The nest spotted on the island is the first bald eagle nest seen there in more than 50 years, according to park officials. This discovery means that bald eagles have reestablished territories now on five of the eight Channel Islands following their disappearance from the islands in the early 1960s, due primarily to DDT contaminants in the food chain.
"This news is very gratifying. I expect to see bald eagles return to all eight of the Channel Islands within a few years which will mark yet another milestone in their successful recovery," said Dr. Peter Sharpe, who has spent 18 years working on bald eagle recovery efforts through the Institute for Wildlife Studies.
Although it does not appear there were any chicks this year in the San Clemente nest, park officials say it is an encouraging find to know that bald eagles now occupy the majority of their historic territories on the Channel Islands.
Overall, this year's bald eagle season yielded 16 breeding pairs with 14 chicks joining the population of more than 60 resident eagles on the Channel Islands. There were nine active nests established this season within Channel Islands National Park with ten chicks. On neighboring Santa Catalina Island, there were seven active nests with four chicks fledging including a new pair nesting east of Two Harbors.

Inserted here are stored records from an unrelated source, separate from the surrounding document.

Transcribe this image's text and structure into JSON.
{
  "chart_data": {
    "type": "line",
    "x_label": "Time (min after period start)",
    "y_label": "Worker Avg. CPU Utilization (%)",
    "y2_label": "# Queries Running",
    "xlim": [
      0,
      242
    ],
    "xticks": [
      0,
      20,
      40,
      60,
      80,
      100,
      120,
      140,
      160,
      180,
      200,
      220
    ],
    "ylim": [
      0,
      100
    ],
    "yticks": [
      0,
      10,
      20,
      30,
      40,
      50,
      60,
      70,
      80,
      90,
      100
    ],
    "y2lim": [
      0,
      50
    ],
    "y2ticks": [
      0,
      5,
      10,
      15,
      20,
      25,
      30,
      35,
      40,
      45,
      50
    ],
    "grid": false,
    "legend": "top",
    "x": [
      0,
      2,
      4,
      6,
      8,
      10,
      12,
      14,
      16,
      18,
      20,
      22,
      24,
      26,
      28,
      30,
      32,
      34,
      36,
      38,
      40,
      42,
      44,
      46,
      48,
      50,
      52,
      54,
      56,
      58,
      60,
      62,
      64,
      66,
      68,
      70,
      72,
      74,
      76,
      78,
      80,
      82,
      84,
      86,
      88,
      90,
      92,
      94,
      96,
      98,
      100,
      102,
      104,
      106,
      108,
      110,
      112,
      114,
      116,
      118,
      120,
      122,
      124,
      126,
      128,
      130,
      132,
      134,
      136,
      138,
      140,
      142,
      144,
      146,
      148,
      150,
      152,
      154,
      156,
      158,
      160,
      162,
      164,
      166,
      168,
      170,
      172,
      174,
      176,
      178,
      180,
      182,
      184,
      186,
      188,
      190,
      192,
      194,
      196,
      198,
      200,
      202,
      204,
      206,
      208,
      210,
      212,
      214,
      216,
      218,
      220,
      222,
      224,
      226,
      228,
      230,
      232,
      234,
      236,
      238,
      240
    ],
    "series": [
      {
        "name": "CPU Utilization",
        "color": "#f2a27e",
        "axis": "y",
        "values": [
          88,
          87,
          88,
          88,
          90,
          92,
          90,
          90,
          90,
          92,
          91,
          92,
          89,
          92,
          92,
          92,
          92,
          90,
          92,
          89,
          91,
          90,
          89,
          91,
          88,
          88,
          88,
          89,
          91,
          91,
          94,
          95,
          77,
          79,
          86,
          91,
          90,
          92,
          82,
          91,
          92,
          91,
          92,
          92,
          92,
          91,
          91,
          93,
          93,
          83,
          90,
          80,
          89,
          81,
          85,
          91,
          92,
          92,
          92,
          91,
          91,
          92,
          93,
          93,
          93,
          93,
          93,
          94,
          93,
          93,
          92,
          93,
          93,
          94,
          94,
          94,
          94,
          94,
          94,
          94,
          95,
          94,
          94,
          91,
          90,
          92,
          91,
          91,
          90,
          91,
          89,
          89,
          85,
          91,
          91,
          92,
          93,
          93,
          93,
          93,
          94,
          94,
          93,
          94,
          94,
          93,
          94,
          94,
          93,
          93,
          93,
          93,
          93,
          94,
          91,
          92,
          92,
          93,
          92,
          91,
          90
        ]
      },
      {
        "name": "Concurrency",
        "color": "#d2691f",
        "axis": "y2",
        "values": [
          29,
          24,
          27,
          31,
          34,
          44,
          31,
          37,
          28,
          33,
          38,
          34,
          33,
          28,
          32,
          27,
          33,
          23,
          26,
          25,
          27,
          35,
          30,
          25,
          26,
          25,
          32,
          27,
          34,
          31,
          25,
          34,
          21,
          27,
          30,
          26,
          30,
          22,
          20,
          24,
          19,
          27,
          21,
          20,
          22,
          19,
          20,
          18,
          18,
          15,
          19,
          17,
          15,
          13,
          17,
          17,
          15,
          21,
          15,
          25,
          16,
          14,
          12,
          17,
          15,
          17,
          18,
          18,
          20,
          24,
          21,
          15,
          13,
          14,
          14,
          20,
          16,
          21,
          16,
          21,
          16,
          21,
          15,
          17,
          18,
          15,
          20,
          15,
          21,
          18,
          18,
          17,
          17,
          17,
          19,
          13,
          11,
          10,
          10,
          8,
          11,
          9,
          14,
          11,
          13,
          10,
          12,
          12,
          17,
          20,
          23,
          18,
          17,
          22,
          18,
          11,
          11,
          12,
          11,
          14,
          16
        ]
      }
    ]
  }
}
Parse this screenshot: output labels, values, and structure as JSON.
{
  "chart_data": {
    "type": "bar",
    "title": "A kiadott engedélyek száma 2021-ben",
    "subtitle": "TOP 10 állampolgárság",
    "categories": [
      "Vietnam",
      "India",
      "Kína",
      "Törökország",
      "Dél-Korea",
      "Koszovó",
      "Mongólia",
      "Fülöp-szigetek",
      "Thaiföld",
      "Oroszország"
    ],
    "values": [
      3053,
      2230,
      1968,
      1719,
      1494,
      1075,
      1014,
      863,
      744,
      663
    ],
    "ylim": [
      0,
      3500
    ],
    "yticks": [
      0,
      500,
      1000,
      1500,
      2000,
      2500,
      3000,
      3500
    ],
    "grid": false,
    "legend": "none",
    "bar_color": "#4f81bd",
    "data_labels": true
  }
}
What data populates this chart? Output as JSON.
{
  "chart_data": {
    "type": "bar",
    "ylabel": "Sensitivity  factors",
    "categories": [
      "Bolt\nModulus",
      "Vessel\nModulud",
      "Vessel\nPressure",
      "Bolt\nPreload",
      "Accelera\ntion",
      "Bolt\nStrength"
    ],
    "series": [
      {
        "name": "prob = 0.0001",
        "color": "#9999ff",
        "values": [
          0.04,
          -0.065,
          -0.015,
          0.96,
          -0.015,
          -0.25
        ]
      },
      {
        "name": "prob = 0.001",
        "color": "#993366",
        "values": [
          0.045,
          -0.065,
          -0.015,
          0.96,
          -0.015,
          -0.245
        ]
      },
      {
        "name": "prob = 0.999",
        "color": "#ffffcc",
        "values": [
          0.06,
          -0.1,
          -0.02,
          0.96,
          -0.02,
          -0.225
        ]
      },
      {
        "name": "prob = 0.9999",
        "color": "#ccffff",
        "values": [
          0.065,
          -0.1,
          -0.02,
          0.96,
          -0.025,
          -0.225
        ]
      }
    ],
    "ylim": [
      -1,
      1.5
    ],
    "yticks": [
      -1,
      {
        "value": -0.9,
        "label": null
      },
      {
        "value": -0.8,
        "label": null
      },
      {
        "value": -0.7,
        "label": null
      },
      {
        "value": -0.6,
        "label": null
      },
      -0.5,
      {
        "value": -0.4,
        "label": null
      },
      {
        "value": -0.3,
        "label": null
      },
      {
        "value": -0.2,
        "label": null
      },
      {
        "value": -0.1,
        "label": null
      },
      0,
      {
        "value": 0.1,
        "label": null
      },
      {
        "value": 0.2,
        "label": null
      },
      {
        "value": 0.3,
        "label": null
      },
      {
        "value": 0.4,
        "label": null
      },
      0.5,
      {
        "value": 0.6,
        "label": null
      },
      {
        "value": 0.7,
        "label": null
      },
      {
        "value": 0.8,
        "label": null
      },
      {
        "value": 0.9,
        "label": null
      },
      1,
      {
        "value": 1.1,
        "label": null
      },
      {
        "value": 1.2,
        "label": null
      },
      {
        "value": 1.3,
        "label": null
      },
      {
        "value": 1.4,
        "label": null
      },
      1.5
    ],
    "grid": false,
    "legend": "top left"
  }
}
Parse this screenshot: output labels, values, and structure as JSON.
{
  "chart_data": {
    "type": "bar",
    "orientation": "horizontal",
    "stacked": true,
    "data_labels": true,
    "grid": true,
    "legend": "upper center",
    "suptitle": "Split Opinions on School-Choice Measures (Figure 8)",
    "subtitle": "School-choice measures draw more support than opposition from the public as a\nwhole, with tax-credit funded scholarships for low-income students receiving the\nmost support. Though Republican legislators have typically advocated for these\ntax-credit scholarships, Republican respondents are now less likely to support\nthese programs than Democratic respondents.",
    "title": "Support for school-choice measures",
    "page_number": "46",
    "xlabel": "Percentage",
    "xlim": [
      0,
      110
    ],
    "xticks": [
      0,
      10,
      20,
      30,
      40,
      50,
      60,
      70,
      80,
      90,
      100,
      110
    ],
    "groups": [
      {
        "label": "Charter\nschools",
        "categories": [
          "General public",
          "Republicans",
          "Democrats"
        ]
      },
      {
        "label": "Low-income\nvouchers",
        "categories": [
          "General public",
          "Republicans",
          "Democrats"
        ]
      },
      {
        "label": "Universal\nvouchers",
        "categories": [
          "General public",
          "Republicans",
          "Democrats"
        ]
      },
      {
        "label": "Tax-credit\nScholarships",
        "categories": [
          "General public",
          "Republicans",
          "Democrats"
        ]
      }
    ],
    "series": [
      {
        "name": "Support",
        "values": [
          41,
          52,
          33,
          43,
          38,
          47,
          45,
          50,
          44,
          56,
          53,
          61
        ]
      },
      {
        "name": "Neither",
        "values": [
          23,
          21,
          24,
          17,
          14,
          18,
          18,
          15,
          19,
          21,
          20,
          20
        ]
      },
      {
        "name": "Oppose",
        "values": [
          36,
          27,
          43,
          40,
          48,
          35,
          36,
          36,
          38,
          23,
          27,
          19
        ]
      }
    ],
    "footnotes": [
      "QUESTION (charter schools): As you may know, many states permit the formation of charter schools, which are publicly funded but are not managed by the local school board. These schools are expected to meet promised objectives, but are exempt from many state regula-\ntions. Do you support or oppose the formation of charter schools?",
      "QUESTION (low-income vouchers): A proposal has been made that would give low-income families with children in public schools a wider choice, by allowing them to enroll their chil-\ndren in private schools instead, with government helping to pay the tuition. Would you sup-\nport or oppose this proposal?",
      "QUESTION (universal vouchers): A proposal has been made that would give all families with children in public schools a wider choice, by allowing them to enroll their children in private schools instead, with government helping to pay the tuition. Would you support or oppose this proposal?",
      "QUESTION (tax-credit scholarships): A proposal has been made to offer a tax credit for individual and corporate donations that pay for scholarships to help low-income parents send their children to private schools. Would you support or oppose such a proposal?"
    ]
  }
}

The two birds that established a nest on San Clemente Island trace their origins to Santa Cruz and Santa Catalina Islands. The female is a ten-year old eagle known as A-32 who hatched in a nest in Juneau, Alaska, in 2004. She was released on Santa Cruz Island that same year as part of a bald eagle reestablishment program funded by the Montrose Settlements Restoration Program. The male is a seven-year-old known as K-76. He hatched in an artificial incubation facility on Santa Catalina Island and then was fostered into a nest at Twin Rocks.
From 2002 to 2006, 61 bald eagle chicks were released on the northern Channel Islands as part of this reestablishment effort. In 2006, a milestone was reached when the first eagle chick hatched naturally on Santa Cruz Island in over 50 years.